Calculating the derivative of a function is like finding the rate at which the function's output changes with respect to changes in its input. This "rate of change" is what we label as the derivative. In the given exercise, the function is \( f(x) = \frac{1}{(1-x)^2} \). This expression can be a little tricky due to the powers and the fraction involved.

To calculate its derivative, we usually need to apply some rules of differentiation. Here, we used:

• The power rule: Differentiating \( g(x)^n \) gives \( ng(x)^{n-1}g'(x) \).
• Identifying the terms: For our function, \( n = -2 \) and the function within the power is \( (1-x) \).

In this case, we have to differentiate \( (1-x)^{-2} \) which results in \( -2(1-x)^{-3} \) when you multiply by the derivative of the inner function. This results in the derivative \( f'(x) = \frac{2}{(1-x)^3} \) after simplification.

The chain rule is an essential tool when dealing with compositions of functions, making it indispensable in the exercise. It allows us to find derivatives when functions are nested within each other. Imagine peeling layers of an onion to get to the core.

For our exercise, we have the function \( (1-x)^{-2} \), a composition where one function is raised to a power. The outer layer is \( (u)^{-2} \) and the inner layer is \( u = 1-x \).

• Applying the chain rule: First, differentiate the outer function \( u^{-2} \) with respect to \( u \), obtaining \( -2u^{-3} \).
• Differentiating the inner function: Compute the derivative of \( u = 1-x \) with respect to \( x \), which is simply \( -1 \).
• Combine them: Multiply the derivative of the outer function by the derivative of the inner function to get \( f'(x) = -2(1-x)^{-3}(-1) = \frac{2}{(1-x)^3} \).

This result leads us to a simplified derivative that we use in the linear approximation.
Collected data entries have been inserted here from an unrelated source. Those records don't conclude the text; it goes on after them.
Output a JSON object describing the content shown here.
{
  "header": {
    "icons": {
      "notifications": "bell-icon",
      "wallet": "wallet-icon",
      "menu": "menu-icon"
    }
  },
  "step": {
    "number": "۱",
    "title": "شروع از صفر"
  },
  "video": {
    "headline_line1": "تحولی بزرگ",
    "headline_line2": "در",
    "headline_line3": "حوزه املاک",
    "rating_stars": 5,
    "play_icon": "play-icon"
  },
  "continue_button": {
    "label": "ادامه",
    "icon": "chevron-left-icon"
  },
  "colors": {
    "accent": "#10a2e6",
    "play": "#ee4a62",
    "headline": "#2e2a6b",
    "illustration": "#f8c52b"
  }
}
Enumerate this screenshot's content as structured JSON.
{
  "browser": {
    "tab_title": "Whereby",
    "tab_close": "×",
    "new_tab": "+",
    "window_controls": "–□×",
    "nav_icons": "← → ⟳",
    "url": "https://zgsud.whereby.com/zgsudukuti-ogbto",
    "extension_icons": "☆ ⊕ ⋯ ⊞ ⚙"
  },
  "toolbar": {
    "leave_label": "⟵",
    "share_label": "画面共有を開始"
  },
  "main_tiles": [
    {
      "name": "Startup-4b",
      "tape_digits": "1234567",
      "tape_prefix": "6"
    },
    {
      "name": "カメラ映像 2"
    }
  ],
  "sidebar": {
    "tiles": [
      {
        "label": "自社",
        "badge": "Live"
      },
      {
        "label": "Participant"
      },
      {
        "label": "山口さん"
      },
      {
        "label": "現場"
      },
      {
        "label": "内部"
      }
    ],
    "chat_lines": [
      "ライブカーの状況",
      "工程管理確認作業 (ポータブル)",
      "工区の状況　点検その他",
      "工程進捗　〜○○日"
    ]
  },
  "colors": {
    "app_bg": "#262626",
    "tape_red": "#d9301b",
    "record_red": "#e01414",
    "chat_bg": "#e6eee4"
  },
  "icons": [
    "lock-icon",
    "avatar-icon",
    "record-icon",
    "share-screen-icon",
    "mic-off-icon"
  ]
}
Function evaluation is the process of finding the output of a function for a specific input. In our exercise, we were tasked to evaluate the function \( f(x) = \frac{1}{(1-x)^2} \) at \( a = 0 \). This is a critical step in linear approximation as it provides the starting value to build from.

For the given function:

• Evaluate at \( x = 0 \): Substitute \( x = 0 \) into the function, resulting in \( f(0) = \frac{1}{(1-0)^2} = 1 \).

Similarly, evaluating the derivative at this point helps determine the slope of the tangent line at \( x = 0 \). Thus, substituting \( x = 0 \) into the derivative \( f'(x) = \frac{2}{(1-x)^3} \) gives us \( f'(0) = 2 \).

With these evaluations, we were able to construct the linear approximation \( L(x) = 1 + 2x \) around the point \( x = 0 \). This approximation allows us to predict what the function looks likes near \( x=0 \).